Dólar oscila com relatório Jolts e balanços corporativos, com investidores atentos também à balança comercial do Brasil e aos lucros dos grandes bancos
O câmbio e a bolsa seguem sensíveis a indicadores dos Estados Unidos e ao calendário de resultados das empresas, com impactos diretos no apetite por risco dos investidores.
Na véspera, houve estabilidade no fechamento do dólar, e a bolsa registrou queda relevante, refletindo perdas no setor bancário e notícias corporativas que mudaram o humor do mercado.
As informações desta reportagem foram compiladas conforme informação divulgada pelo g1.
Movimento do dólar e do índice brasileiro
Pela manhã, o **dólar** operava em leve queda de 0,02%, cotado a R$ 5,2483 por volta das 11h05, enquanto o **Ibovespa** avançava 0,43% a 182.555 pontos, mostrando volatilidade intradiária.
Na sessão anterior, o dólar havia fechado estável, cotado a R$ 5,2495, e o Ibovespa recuou 2,14%, a 181.708 pontos, movimento influenciado por dificuldades em ações do setor financeiro.
Os indicadores acumulados mostram uma semana de estabilidade para o câmbio, com o dólar registrando Acumulado da semana: +0,04%, Acumulado do mês: +0,04%, Acumulado do ano: -4,36%, e o Ibovespa com Acumulado da semana: +0,19%, Acumulado do mês: +0,19%, Acumulado do ano: +12,77%, dados que ajudam a contextualizar a dinâmica recente.
Temporada de balanços e pressão sobre bancos
A **temporada de balanços** já começa a puxar o comportamento dos mercados no Brasil, com resultados que influenciam diretamente o Ibovespa por conta do peso do setor financeiro no índice.
Entre os resultados recentes, o Itaú informou lucro líquido de R$ 12,32 bilhões no quarto trimestre, crescimento de 3,7% frente ao trimestre anterior e de 13,2% em relação ao mesmo período do ano passado, acima das expectativas do mercado, o que tende a sustentar a bolsa, considerando o peso do setor bancário.
Por outro lado, o Santander registrou lucro líquido de R$ 4,1 bilhões no quarto trimestre de 2025, em linha com o esperado, mas o resultado antes de impostos ficou abaixo das projeções e menor que o do ano anterior, pressionando as ações do banco e ajudando a arrastar outras instituições na sessão.

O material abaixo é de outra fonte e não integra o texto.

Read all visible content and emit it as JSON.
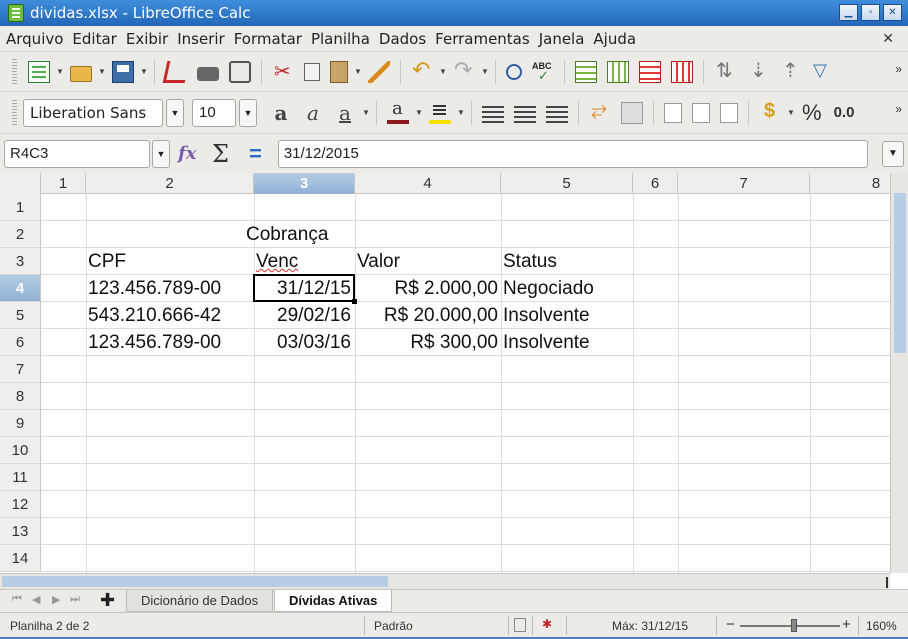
{
  "window": {
    "title": "dividas.xlsx - LibreOffice Calc",
    "controls": [
      "▁",
      "▫",
      "✕"
    ]
  },
  "menu": {
    "items": [
      "Arquivo",
      "Editar",
      "Exibir",
      "Inserir",
      "Formatar",
      "Planilha",
      "Dados",
      "Ferramentas",
      "Janela",
      "Ajuda"
    ],
    "close_glyph": "✕"
  },
  "format_toolbar": {
    "font_name": "Liberation Sans",
    "font_size": "10",
    "bold_glyph": "a",
    "italic_glyph": "a",
    "underline_glyph": "a",
    "percent": "%",
    "decimal": "0.0"
  },
  "formula_bar": {
    "name_box": "R4C3",
    "sum_glyph": "Σ",
    "equals_glyph": "=",
    "content": "31/12/2015"
  },
  "grid": {
    "columns": [
      "1",
      "2",
      "3",
      "4",
      "5",
      "6",
      "7",
      "8"
    ],
    "selected_column": "3",
    "rows": [
      "1",
      "2",
      "3",
      "4",
      "5",
      "6",
      "7",
      "8",
      "9",
      "10",
      "11",
      "12",
      "13",
      "14"
    ],
    "selected_row": "4",
    "title": "Cobrança",
    "headers": {
      "cpf": "CPF",
      "venc": "Venc",
      "valor": "Valor",
      "status": "Status"
    },
    "data_rows": [
      {
        "cpf": "123.456.789-00",
        "venc": "31/12/15",
        "valor": "R$ 2.000,00",
        "status": "Negociado"
      },
      {
        "cpf": "543.210.666-42",
        "venc": "29/02/16",
        "valor": "R$ 20.000,00",
        "status": "Insolvente"
      },
      {
        "cpf": "123.456.789-00",
        "venc": "03/03/16",
        "valor": "R$ 300,00",
        "status": "Insolvente"
      }
    ]
  },
  "sheet_tabs": {
    "tabs": [
      "Dicionário de Dados",
      "Dívidas Ativas"
    ],
    "active": "Dívidas Ativas",
    "add_glyph": "✚"
  },
  "status_bar": {
    "sheet_info": "Planilha 2 de 2",
    "page_style": "Padrão",
    "summary": "Máx: 31/12/15",
    "zoom_minus": "−",
    "zoom_plus": "+",
    "zoom": "160%"
  }
}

Na agenda corporativa, o Bradesco apresenta números após o fechamento do pregão, e a sequência inclui resultados de Multiplan, Porto Seguro, BR Partners e ABC Brasil, que devem continuar a influenciar o mercado.
Cenário internacional e dados dos EUA
O mercado global repercute sinalizações de maiores gastos em tecnologia, após a Alphabet projetar despesas elevadas com inteligência artificial, e aguarda os resultados da Amazon, que podem orientar o humor em Wall Street.
Outro ponto monitorado é o relatório Jolts, que detalha vagas de emprego em aberto nos EUA, divulgação que foi adiada e volta a ser foco dos investidores, por trazer pistas sobre a saúde do mercado de trabalho e as expectativas sobre a política monetária americana.
No exterior, os contratos futuros de Wall Street indicavam leve queda, com o S&P 500 recuando 0,1%, o Nasdaq em baixa de 0,2% e o Dow Jones próximo da estabilidade, enquanto bolsas europeias e asiáticas mostraram desempenho desigual nas últimas sessões.
Perspectivas para os próximos dias
O mercado seguirá de perto tanto os indicadores internacionais, como o relatório Jolts e resultados das gigantes de tecnologia, quanto a agenda doméstica, com a balança comercial de janeiro projetada para um superávit de US$ 3,8 bilhões.
Para o câmbio e a bolsa, a combinação entre dados macro, balanços bancários e resultados de empresas relevantes deve manter a volatilidade, e os investidores devem ajustar posições à medida que novas informações forem divulgadas.
Em resumo, o movimento do **dólar** e do **Ibovespa** continuará condicionado ao fluxo de notícias sobre emprego nos EUA, à temporada de balanços e aos números do comércio exterior, fatores que definirão o tom dos mercados nos próximos dias.